My point is that I don't see how this particular PR is compatible with the design of the library.

Perhaps I am wrong, and I am open to reading test cases or examples which convince me. Currently, I do not see that in this PR. If you publish local or fire this branch up in a console, I would be interested to see if you share the opinion.

[Dorodri]

I'm not against the principle.

That's nice to know.

My point is that I don't see how this particular PR is compatible with the design of the library.

I would be interested to see if you share the opinion.

I agree: I don't think this PR, as is, is compatible with the library's concept.

My own point here is that the code is still valuable. So I'm raising the hypothesis; it may require some work, but maybe we can work out a solution to integrate these recovery strategies alongside the existing parser. What do you think?

Ideally, this error handling would be part of entry points like CSV.absolutePath (as it would work on the parser layer). That said, I'm still intrigued to see if this is actually an option. I'll try to make a working solution to show for.

[krishivseth]

Hi @Quafadas and @Dorodri,

Thanks again for the detailed feedback on this PR. I agree that the standalone CsvPreprocessor approach adds an extra step and doesn't quite fit the library's goal of a seamless compile-time to runtime flow.

Following up on Dorodri's suggestion, I think integrating the recovery strategies directly into the main CsvIterator makes the most sense.
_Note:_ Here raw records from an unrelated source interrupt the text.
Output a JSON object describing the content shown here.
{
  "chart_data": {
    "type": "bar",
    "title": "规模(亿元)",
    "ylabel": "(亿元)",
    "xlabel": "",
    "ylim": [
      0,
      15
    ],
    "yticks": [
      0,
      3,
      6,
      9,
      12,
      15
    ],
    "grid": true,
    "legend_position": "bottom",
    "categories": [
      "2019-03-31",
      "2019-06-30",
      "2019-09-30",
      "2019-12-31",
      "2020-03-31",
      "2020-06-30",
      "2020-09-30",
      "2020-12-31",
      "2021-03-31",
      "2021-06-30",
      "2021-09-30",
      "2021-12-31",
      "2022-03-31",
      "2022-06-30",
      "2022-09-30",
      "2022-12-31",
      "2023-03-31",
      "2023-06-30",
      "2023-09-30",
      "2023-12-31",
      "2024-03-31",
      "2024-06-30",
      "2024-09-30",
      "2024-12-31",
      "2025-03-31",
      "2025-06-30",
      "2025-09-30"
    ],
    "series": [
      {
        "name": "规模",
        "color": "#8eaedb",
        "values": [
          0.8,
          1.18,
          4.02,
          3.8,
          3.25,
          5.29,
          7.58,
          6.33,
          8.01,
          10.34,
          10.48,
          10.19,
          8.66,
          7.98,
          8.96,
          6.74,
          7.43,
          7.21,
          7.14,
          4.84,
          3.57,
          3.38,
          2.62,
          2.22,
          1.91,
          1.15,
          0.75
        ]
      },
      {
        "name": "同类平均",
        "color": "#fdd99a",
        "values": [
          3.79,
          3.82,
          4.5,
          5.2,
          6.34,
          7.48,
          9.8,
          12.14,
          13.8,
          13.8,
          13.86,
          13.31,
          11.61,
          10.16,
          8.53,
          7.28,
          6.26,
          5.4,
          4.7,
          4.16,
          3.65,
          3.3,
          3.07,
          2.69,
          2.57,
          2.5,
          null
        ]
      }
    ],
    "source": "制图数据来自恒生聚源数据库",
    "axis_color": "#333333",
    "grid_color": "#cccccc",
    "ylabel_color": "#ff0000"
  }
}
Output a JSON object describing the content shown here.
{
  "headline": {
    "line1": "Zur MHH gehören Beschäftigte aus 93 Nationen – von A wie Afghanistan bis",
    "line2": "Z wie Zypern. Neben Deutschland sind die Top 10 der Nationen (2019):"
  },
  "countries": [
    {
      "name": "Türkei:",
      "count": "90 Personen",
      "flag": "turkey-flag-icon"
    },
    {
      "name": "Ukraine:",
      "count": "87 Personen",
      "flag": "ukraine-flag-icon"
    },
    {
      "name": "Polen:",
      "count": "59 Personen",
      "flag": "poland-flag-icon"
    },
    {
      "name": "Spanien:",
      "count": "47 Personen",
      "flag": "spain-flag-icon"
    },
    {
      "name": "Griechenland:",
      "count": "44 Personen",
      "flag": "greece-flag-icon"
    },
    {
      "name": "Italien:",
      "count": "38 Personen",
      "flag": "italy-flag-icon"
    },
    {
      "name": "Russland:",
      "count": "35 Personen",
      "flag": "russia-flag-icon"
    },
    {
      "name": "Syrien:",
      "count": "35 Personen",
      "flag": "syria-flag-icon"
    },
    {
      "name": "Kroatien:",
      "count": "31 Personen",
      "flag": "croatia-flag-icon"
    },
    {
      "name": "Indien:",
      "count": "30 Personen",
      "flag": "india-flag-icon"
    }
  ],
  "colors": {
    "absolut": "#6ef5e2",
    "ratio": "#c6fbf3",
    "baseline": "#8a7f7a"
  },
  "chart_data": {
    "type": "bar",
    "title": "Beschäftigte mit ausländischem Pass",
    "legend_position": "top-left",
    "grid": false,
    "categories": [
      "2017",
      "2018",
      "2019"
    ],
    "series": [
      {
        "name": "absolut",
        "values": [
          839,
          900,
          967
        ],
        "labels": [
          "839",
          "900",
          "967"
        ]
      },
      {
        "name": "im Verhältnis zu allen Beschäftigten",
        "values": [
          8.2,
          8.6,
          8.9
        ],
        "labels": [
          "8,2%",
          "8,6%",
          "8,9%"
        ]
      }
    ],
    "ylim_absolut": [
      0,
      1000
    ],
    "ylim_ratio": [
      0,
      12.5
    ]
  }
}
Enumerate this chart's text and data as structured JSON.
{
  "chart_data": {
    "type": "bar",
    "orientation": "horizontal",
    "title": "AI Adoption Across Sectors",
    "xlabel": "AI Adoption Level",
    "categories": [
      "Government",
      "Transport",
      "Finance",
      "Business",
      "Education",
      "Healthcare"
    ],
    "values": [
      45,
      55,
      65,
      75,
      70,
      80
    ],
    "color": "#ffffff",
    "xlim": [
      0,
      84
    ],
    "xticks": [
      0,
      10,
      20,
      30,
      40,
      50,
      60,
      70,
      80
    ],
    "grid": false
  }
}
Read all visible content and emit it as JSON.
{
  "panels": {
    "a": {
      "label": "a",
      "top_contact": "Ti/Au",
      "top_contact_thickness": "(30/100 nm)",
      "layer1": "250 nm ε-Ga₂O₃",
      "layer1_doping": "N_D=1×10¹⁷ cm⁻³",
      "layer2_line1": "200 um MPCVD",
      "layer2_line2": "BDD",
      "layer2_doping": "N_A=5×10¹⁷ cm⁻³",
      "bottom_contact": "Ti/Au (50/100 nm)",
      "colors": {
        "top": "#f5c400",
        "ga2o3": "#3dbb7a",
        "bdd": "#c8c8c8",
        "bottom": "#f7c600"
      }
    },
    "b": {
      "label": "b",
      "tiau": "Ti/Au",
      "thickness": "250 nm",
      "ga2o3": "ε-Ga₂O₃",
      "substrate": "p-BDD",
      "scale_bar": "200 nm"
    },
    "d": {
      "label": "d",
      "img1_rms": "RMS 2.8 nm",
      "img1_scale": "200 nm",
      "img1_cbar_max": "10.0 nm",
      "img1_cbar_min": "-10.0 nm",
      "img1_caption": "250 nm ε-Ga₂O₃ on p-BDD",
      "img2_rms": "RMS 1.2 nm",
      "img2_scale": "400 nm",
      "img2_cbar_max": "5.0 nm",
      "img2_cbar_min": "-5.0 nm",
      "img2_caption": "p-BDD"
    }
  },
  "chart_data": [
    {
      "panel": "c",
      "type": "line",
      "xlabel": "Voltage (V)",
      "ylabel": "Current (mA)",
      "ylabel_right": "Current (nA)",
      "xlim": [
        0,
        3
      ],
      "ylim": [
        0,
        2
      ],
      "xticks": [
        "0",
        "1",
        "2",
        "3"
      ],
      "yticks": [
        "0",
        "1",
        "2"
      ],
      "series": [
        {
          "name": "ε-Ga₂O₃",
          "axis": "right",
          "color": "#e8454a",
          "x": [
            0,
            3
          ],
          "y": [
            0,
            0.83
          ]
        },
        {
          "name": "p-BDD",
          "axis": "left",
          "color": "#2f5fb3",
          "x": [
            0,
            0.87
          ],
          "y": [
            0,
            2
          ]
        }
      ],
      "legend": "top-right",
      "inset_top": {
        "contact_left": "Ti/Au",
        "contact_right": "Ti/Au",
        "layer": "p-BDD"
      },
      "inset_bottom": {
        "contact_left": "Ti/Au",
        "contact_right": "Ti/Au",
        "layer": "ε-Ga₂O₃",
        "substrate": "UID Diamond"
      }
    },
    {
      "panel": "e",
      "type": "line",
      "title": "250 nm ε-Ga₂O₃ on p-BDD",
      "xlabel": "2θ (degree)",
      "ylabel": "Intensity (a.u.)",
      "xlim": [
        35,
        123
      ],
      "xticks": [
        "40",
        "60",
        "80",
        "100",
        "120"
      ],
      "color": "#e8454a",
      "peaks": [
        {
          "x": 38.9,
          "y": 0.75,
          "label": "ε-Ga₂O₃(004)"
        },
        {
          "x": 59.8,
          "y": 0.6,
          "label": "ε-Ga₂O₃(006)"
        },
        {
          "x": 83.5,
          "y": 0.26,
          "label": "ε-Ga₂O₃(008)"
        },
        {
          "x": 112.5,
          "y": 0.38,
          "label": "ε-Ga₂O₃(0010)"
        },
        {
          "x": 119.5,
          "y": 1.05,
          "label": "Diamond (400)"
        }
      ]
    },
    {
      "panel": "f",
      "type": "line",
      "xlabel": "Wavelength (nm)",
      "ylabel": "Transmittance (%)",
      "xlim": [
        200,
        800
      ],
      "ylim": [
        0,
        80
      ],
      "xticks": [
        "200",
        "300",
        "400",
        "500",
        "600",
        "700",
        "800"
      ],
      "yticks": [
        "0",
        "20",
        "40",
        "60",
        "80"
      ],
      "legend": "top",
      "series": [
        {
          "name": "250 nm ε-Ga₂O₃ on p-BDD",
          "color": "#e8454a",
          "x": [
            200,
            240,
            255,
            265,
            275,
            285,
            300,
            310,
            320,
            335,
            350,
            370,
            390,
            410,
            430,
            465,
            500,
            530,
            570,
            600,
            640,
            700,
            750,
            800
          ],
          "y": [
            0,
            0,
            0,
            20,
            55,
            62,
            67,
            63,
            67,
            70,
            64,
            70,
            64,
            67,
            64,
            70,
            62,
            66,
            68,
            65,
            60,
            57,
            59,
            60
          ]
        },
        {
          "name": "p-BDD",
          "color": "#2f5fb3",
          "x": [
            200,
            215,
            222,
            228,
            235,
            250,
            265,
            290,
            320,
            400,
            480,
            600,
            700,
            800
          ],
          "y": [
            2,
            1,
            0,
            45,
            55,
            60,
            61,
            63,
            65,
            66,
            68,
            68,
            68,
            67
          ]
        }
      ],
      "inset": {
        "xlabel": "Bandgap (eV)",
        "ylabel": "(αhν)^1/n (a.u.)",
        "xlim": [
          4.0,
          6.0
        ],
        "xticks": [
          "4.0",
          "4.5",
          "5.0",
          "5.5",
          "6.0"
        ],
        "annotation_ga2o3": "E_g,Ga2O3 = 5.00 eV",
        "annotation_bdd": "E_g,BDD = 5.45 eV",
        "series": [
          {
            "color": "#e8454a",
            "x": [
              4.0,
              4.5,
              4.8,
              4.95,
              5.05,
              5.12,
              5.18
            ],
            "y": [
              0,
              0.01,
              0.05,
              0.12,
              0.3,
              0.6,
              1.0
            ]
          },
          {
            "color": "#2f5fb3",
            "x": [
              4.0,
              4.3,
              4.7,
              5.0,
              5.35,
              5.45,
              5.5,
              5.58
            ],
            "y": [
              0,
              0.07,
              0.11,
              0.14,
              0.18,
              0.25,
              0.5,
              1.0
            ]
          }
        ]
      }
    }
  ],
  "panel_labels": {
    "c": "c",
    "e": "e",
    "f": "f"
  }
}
This way one call to CSV.absolutePath("data.csv") (or the other entry points) would handle structural errors internally.

Here's the proposed plan:

1. Modify CsvIterator:

   • Internally, it will check if the number of parsed fields matches the expected count from the headers.

   • If there's a mismatch, it will apply a default recovery strategy (e.g., RecoveryStrategy.combine(PadWithNulls, Truncate)).

   • We can make the strategy configurable if needed later, but start with a sensible default.

2. Log Warnings:

   • If a row is successfully padded or truncated, log a [WARNING] message indicating recovery occurred on that line.

3. Skip Unrecoverable Rows:

   • If the strategy cannot fix the row (or returns None), log an [INFO] message that the row was skipped and proceed to the next line.

4. Clean API:

   • The CsvIterator returned by CSV.absolutePath etc. will only yield valid or successfully recovered rows as NamedTuples.

   • The CsvPreprocessor object can then be removed.

This approach keeps the existing API entry points, integrates the recovery logic directly into the iterator flow, and provides informative warnings without halting execution.

Does this integration plan sound like a good path forward? Are there edge cases with the default "pad/truncate then skip" logic (like handling comment lines or footers) that we should consider more explicitly? Happy to discuss further and implement whichever approach works best. Please feel free to suggest/make any changes and help implement whatever works!